À chaque fois qu’un accident se produit dans l’entreprise, il apparaît utile de rechercher toutes les causes qui peuvent en être à l’origine. On procède alors à l’analyse des accidents du travail. Cette analyse contribue à améliorer la prévention des risques professionnels.
Toutefois, procéder à l’analyse d’un accident du travail ne consiste pas à définir des responsabilités ou encore, à déterminer des coupables. En effet, analyser les accidents du travail doit essentiellement permettre de mettre en place des mesures de prévention et d’éviter qu’un accident du même type ne se reproduise ou que d'autres accidents ne se produisent.
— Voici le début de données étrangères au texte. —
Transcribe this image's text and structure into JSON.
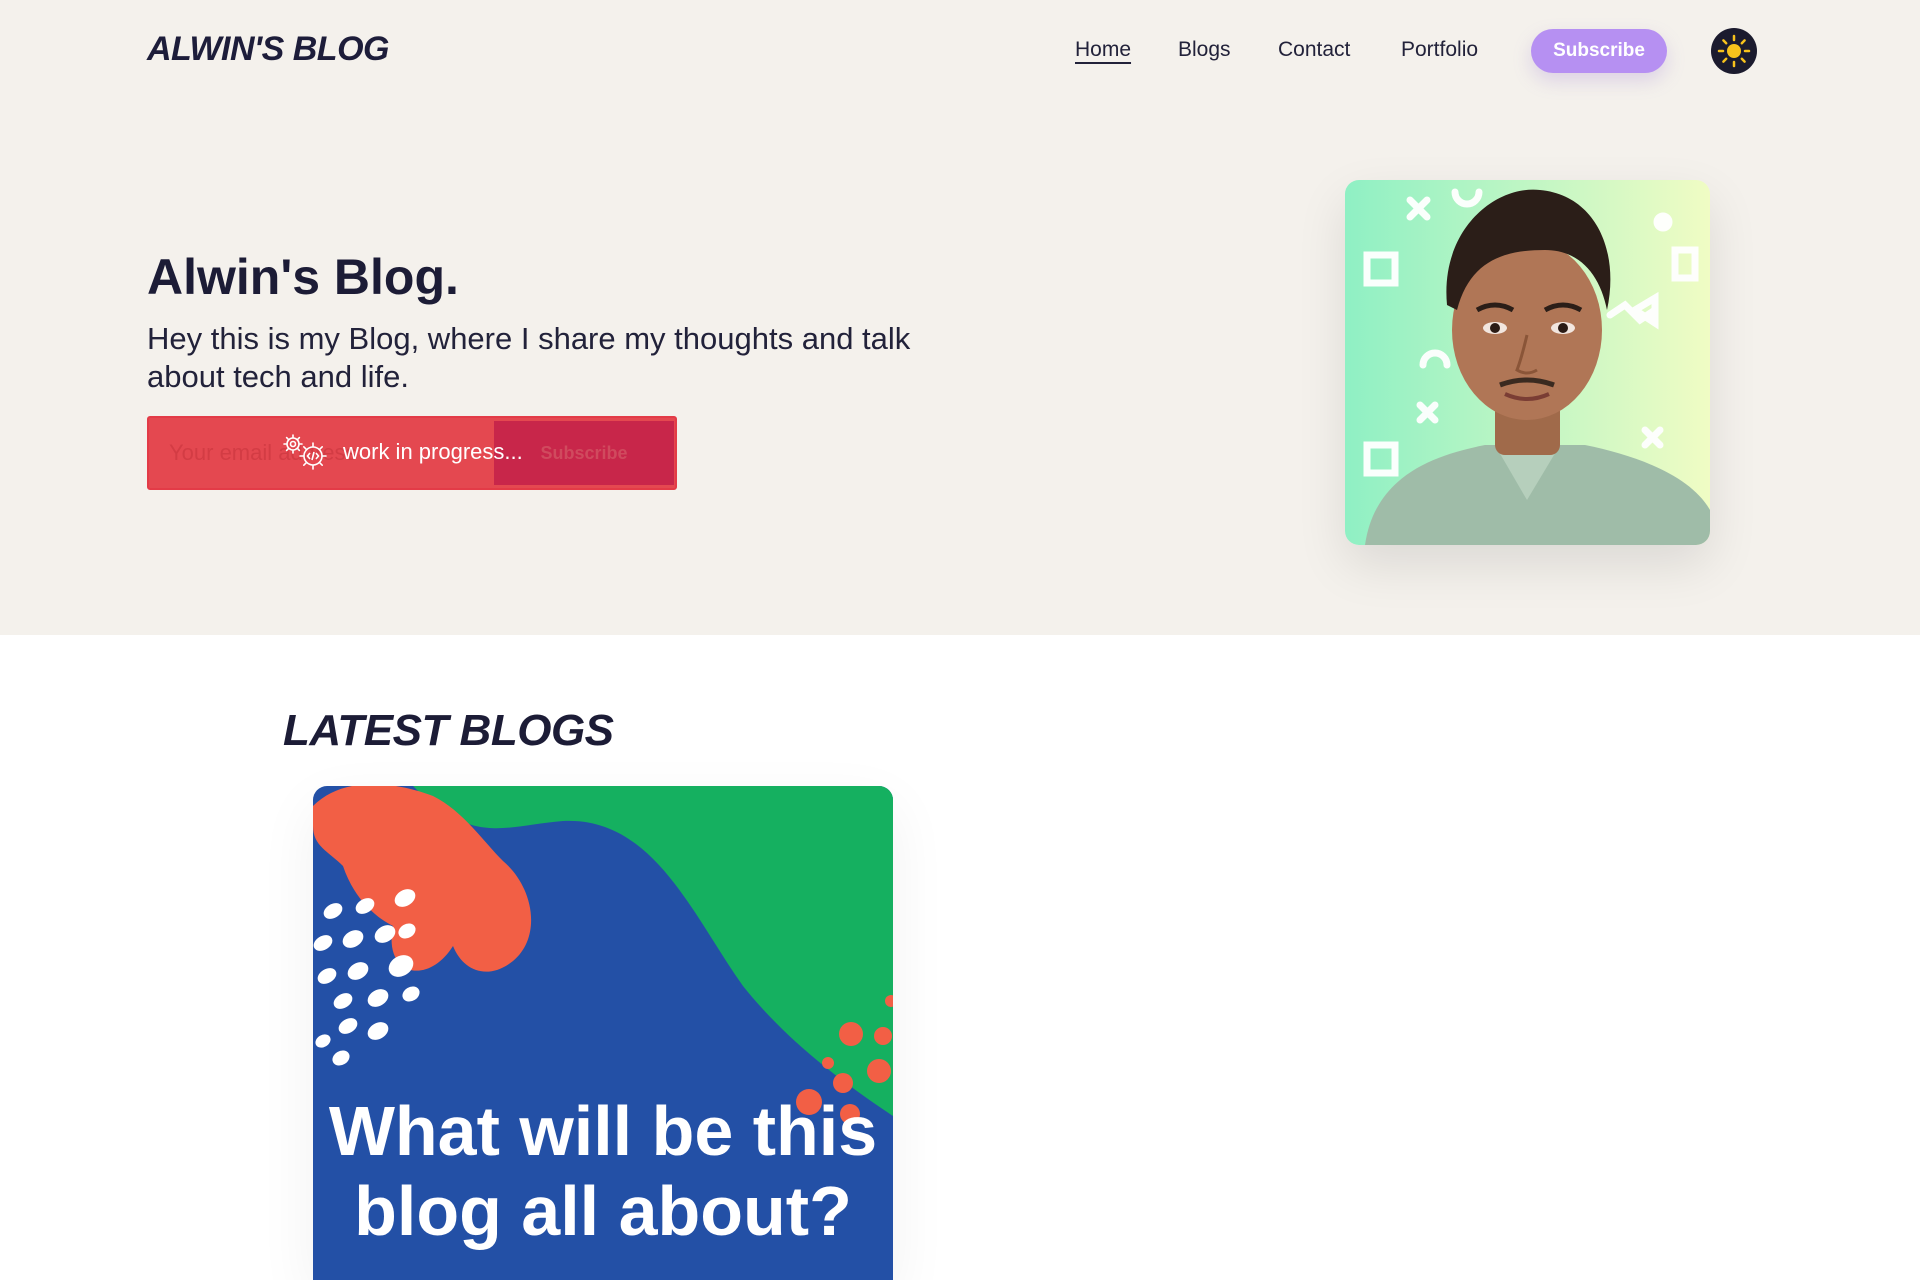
{
  "nav": {
    "logo": "ALWIN'S BLOG",
    "links": [
      {
        "label": "Home"
      },
      {
        "label": "Blogs"
      },
      {
        "label": "Contact"
      },
      {
        "label": "Portfolio"
      }
    ],
    "subscribe_label": "Subscribe",
    "theme_icon": "sun-icon"
  },
  "hero": {
    "title": "Alwin's Blog.",
    "subtitle": "Hey this is my Blog, where I share my thoughts and talk about tech and life.",
    "email_placeholder": "Your email address",
    "form_button_label": "Subscribe",
    "wip_text": "work in progress..."
  },
  "latest": {
    "heading": "LATEST BLOGS",
    "cards": [
      {
        "title": "What will be this blog all about?"
      }
    ]
  },
  "colors": {
    "background_band": "#f4f1ec",
    "accent_purple": "#b690f2",
    "form_red": "#e44850",
    "card_blue": "#2350a6",
    "card_green": "#15b060",
    "card_orange": "#f25f45"
  }
}
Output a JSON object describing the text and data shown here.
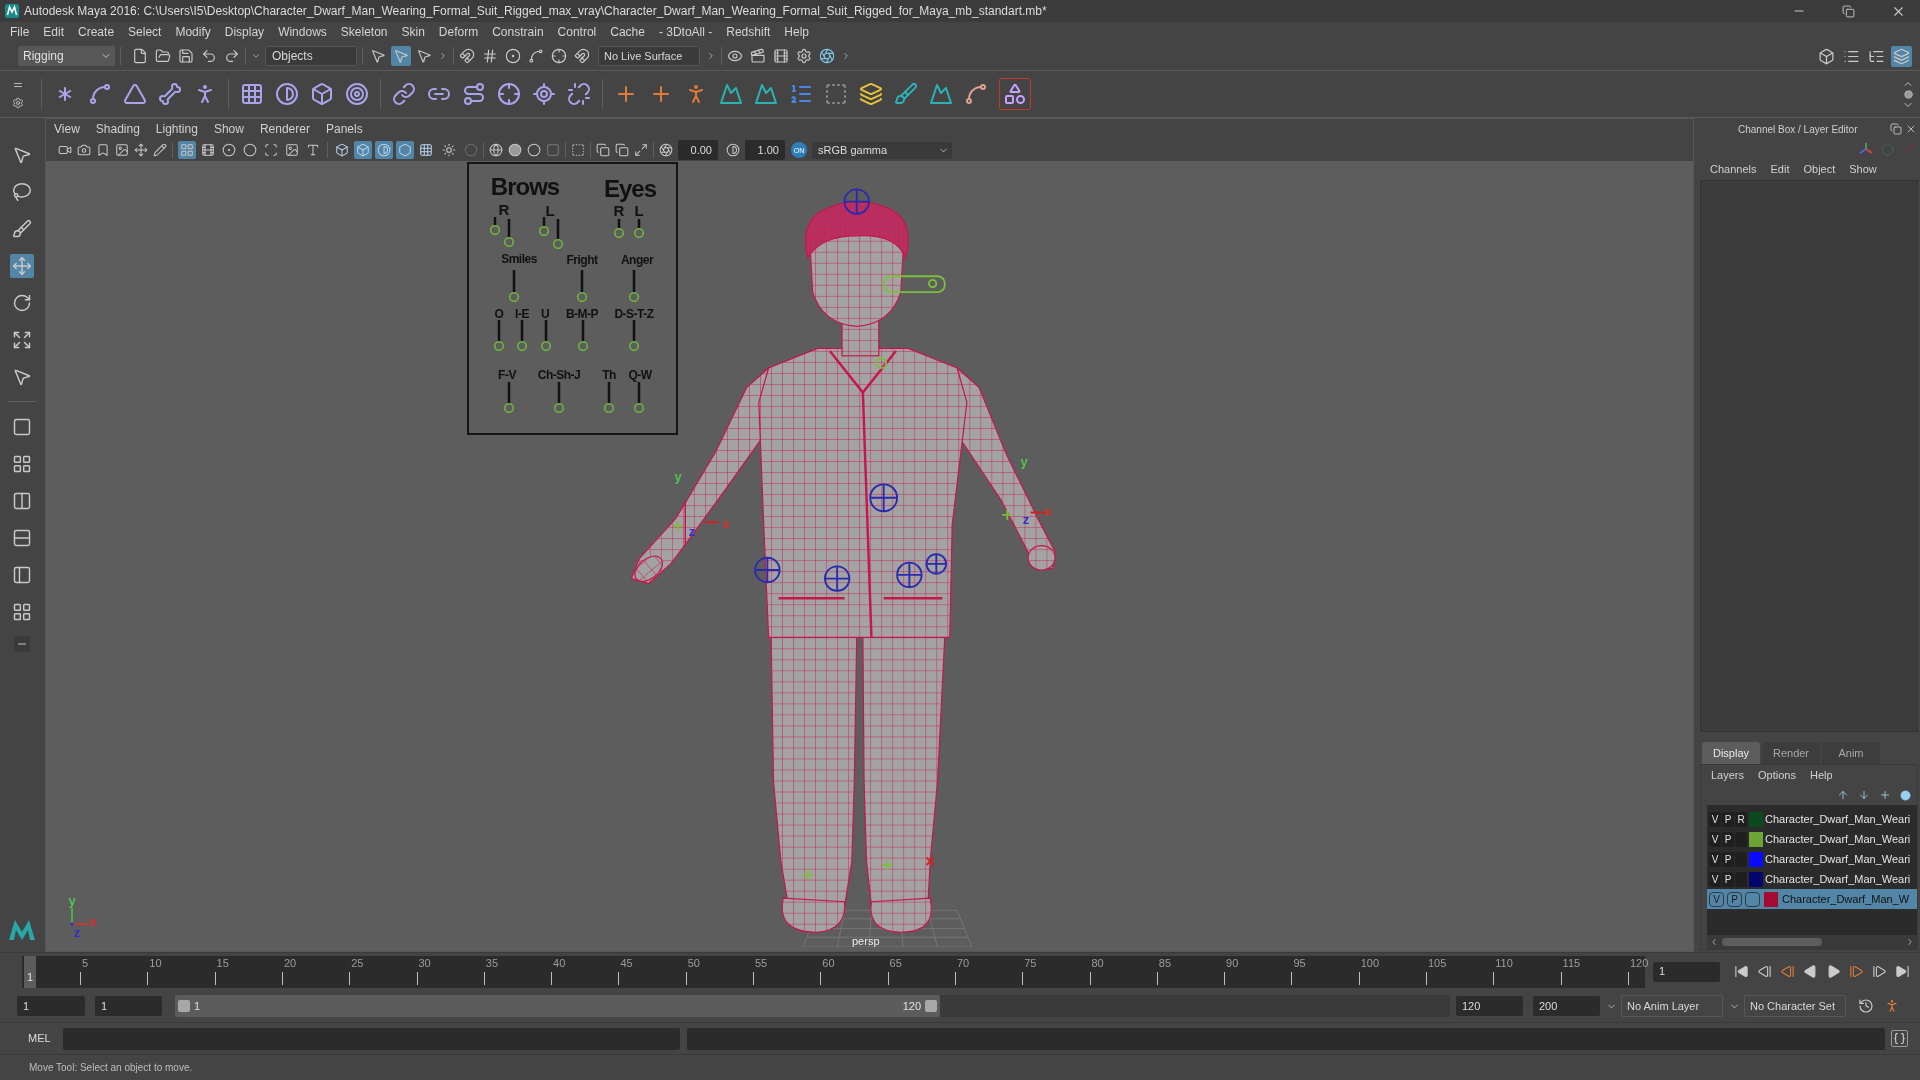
{
  "window": {
    "title": "Autodesk Maya 2016: C:\\Users\\I5\\Desktop\\Character_Dwarf_Man_Wearing_Formal_Suit_Rigged_max_vray\\Character_Dwarf_Man_Wearing_Formal_Suit_Rigged_for_Maya_mb_standart.mb*"
  },
  "menu_bar": [
    "File",
    "Edit",
    "Create",
    "Select",
    "Modify",
    "Display",
    "Windows",
    "Skeleton",
    "Skin",
    "Deform",
    "Constrain",
    "Control",
    "Cache",
    "- 3DtoAll -",
    "Redshift",
    "Help"
  ],
  "status_line": {
    "menu_set": "Rigging",
    "selection_masks": [
      {
        "selected": false
      },
      {
        "selected": true
      },
      {
        "selected": false
      }
    ],
    "selection_mode": "Objects",
    "live_surface": "No Live Surface",
    "panel_toggles": [
      {
        "selected": false
      },
      {
        "selected": false
      },
      {
        "selected": false
      },
      {
        "selected": true
      }
    ]
  },
  "toolbox": {
    "tools": [
      {
        "selected": false
      },
      {
        "selected": false
      },
      {
        "selected": false
      },
      {
        "selected": true
      },
      {
        "selected": false
      },
      {
        "selected": false
      },
      {
        "selected": false
      }
    ]
  },
  "viewport": {
    "menus": [
      "View",
      "Shading",
      "Lighting",
      "Show",
      "Renderer",
      "Panels"
    ],
    "display_toggles": [
      {
        "selected": true
      },
      {
        "selected": false
      },
      {
        "selected": false
      },
      {
        "selected": false
      },
      {
        "selected": false
      },
      {
        "selected": false
      },
      {
        "selected": false
      }
    ],
    "shading_toggles": [
      {
        "selected": false
      },
      {
        "selected": true
      },
      {
        "selected": true
      },
      {
        "selected": true
      },
      {
        "selected": false
      }
    ],
    "exposure": "0.00",
    "gamma": "1.00",
    "color_management": "ON",
    "color_space": "sRGB gamma",
    "face_board": {
      "titles": [
        "Brows",
        "Eyes"
      ],
      "side_labels": [
        "R",
        "L",
        "R",
        "L"
      ],
      "shape_labels": [
        "Smiles",
        "Fright",
        "Anger",
        "O",
        "I-E",
        "U",
        "B-M-P",
        "D-S-T-Z",
        "F-V",
        "Ch-Sh-J",
        "Th",
        "Q-W"
      ]
    },
    "wrist_manipulators": [
      {
        "labels": [
          {
            "text": "y",
            "color": "#4ec64e"
          },
          {
            "text": "z",
            "color": "#2f2fd0"
          },
          {
            "text": "x",
            "color": "#d83030"
          }
        ]
      },
      {
        "labels": [
          {
            "text": "y",
            "color": "#4ec64e"
          },
          {
            "text": "z",
            "color": "#2f2fd0"
          },
          {
            "text": "x",
            "color": "#d83030"
          }
        ]
      }
    ],
    "axis_indicator": {
      "labels": [
        {
          "text": "y",
          "color": "#4ec64e"
        },
        {
          "text": "z",
          "color": "#2f2fd0"
        },
        {
          "text": "x",
          "color": "#d83030"
        }
      ]
    },
    "camera": "persp"
  },
  "channel_box": {
    "title": "Channel Box / Layer Editor",
    "menus": [
      "Channels",
      "Edit",
      "Object",
      "Show"
    ]
  },
  "layer_editor": {
    "tabs": [
      {
        "label": "Display",
        "selected": true
      },
      {
        "label": "Render",
        "selected": false
      },
      {
        "label": "Anim",
        "selected": false
      }
    ],
    "menus": [
      "Layers",
      "Options",
      "Help"
    ],
    "layers": [
      {
        "visibility": "V",
        "playback": "P",
        "display_type": "R",
        "color": "#0b4a1c",
        "name": "Character_Dwarf_Man_Weari",
        "selected": false
      },
      {
        "visibility": "V",
        "playback": "P",
        "color": "#6ba534",
        "name": "Character_Dwarf_Man_Weari",
        "selected": false
      },
      {
        "visibility": "V",
        "playback": "P",
        "color": "#0a0aff",
        "name": "Character_Dwarf_Man_Weari",
        "selected": false
      },
      {
        "visibility": "V",
        "playback": "P",
        "color": "#050570",
        "name": "Character_Dwarf_Man_Weari",
        "selected": false
      },
      {
        "visibility": "V",
        "playback": "P",
        "color": "#a50a33",
        "name": "Character_Dwarf_Man_W",
        "selected": true
      }
    ]
  },
  "time_slider": {
    "tick_labels": [
      "5",
      "10",
      "15",
      "20",
      "25",
      "30",
      "35",
      "40",
      "45",
      "50",
      "55",
      "60",
      "65",
      "70",
      "75",
      "80",
      "85",
      "90",
      "95",
      "100",
      "105",
      "110",
      "115",
      "120"
    ],
    "current_frame": "1",
    "level": 0,
    "current_frame_field": "1"
  },
  "range_slider": {
    "start_field": "1",
    "range_start_field": "1",
    "range_start": "1",
    "range_end": "120",
    "level": 0.6,
    "range_end_field": "120",
    "end_field": "200",
    "anim_layer": "No Anim Layer",
    "character_set": "No Character Set"
  },
  "command_line": {
    "label": "MEL"
  },
  "help_line": "Move Tool: Select an object to move."
}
Exemple 1 : un salarié, souffrant de douleurs en se rendant sur son lieu de travail, est victime d'un infarctus dans la salle de pause de l'entreprise. Selon l’employeur, le salarié ayant ressenti les premiers symptômes de son malaise durant le trajet de son domicile jusqu'à son lieu de travail et n'ayant pas encore pris son poste de travail, l’origine professionnelle de l’accident doit être écartée. Or, pour la Cour de cassation, la présomption d’imputabilité de l’accident au travail s’applique ici. En effet, l'existence de symptômes préalables au malaise, pendant le trajet entre le domicile et le lieu de travail, n'est pas de nature à caractériser un accident de trajet, le malaise ayant eu lieu sur le temps et le lieu de travail sous l'autorité de l'employeur (Cass. 2e civ., 29 mai 2019, n° 18-16.183).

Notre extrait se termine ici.